Thanks to Stella Hui and the BC Autism Society, some of us had a chance to hear Anna Matchneva speak last Friday about the PEER program in BC Schools.  While most of the parents were there trying to learn how to help their children with what some of the other students  consider ‘weird’ behaviour, I was there as a person with Asperger’s as well as a concerned parent and grandparent of children with Asperger’s.  It’s always an interesting perspective, and I’m often amused at the assumptions the workers make about us Aspies.

But with Anna Matchneva, it was different.  She had a good read on us, a lot of insights into how things work for us, and how they don’t work, and what we can do about it.

With Anna, teaching the child to independantly correct the situation through adjusted thinking and responses is the key to achieving success in peer relationships.
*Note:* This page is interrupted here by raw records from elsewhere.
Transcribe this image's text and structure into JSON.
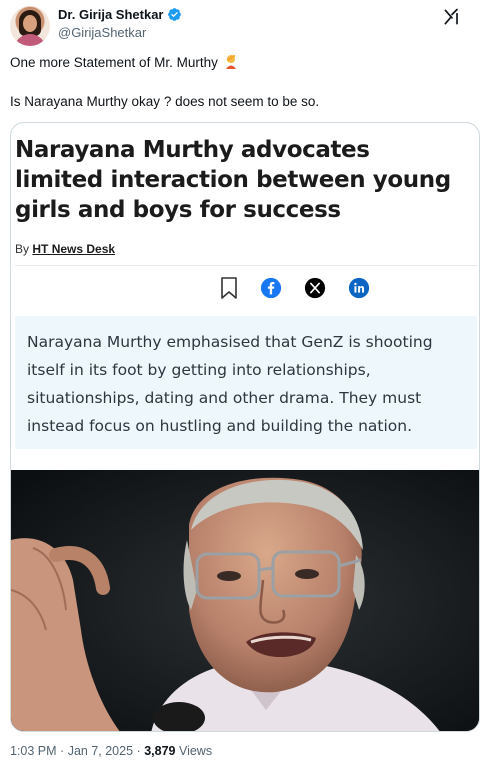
{
  "author": {
    "display_name": "Dr. Girija Shetkar",
    "handle": "@GirijaShetkar",
    "verified": true,
    "verified_color": "#1d9bf0"
  },
  "tweet": {
    "line1": "One more Statement of Mr. Murthy",
    "line1_emoji": "person-facepalming-emoji",
    "line2": "Is Narayana Murthy okay ? does not seem to be so."
  },
  "article_card": {
    "headline": "Narayana Murthy advocates limited interaction between young girls and boys for success",
    "byline_prefix": "By",
    "byline_author": "HT News Desk",
    "share_icons": [
      "bookmark-icon",
      "facebook-icon",
      "x-icon",
      "linkedin-icon"
    ],
    "summary": "Narayana Murthy emphasised that GenZ is shooting itself in its foot by getting into relationships, situationships, dating and other drama. They must instead focus on hustling and building the nation.",
    "summary_bg": "#eef7fb",
    "image": "photo-of-elderly-man-with-glasses-speaking"
  },
  "meta": {
    "time": "1:03 PM",
    "separator": "·",
    "date": "Jan 7, 2025",
    "views_count": "3,879",
    "views_label": "Views"
  },
  "colors": {
    "text_primary": "#0f1419",
    "text_secondary": "#536471",
    "facebook": "#1877f2",
    "linkedin": "#0a66c2",
    "card_border": "#cfd9de"
  }
}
Some of the things she suggests for Children with Asperger’s to help them manoeuvre in social situations:

  • Recognize other people’s interests.  Let them talk, and be supportive.
  • Learn to recognize and support other people’s feelings.  Accept that they aren’t always the same as ours.
  • Learn positive thinking.  Positive thoughts lead to better feelings which lead to more comfortable behaviour.  In the situation where you became angry and frustrated, what could you do differently next time?
  • When conflict happens, do not dismiss or blame the other person.  Try instead to put yourself in their shoes.
  • When you have a guest, let them do what they want.  Do not try to choose activities for them, or force your interests on them.

And for parents of Aspies, try to help them develop age appropriate interests:  in music, in games, and other past times that children talk about at school.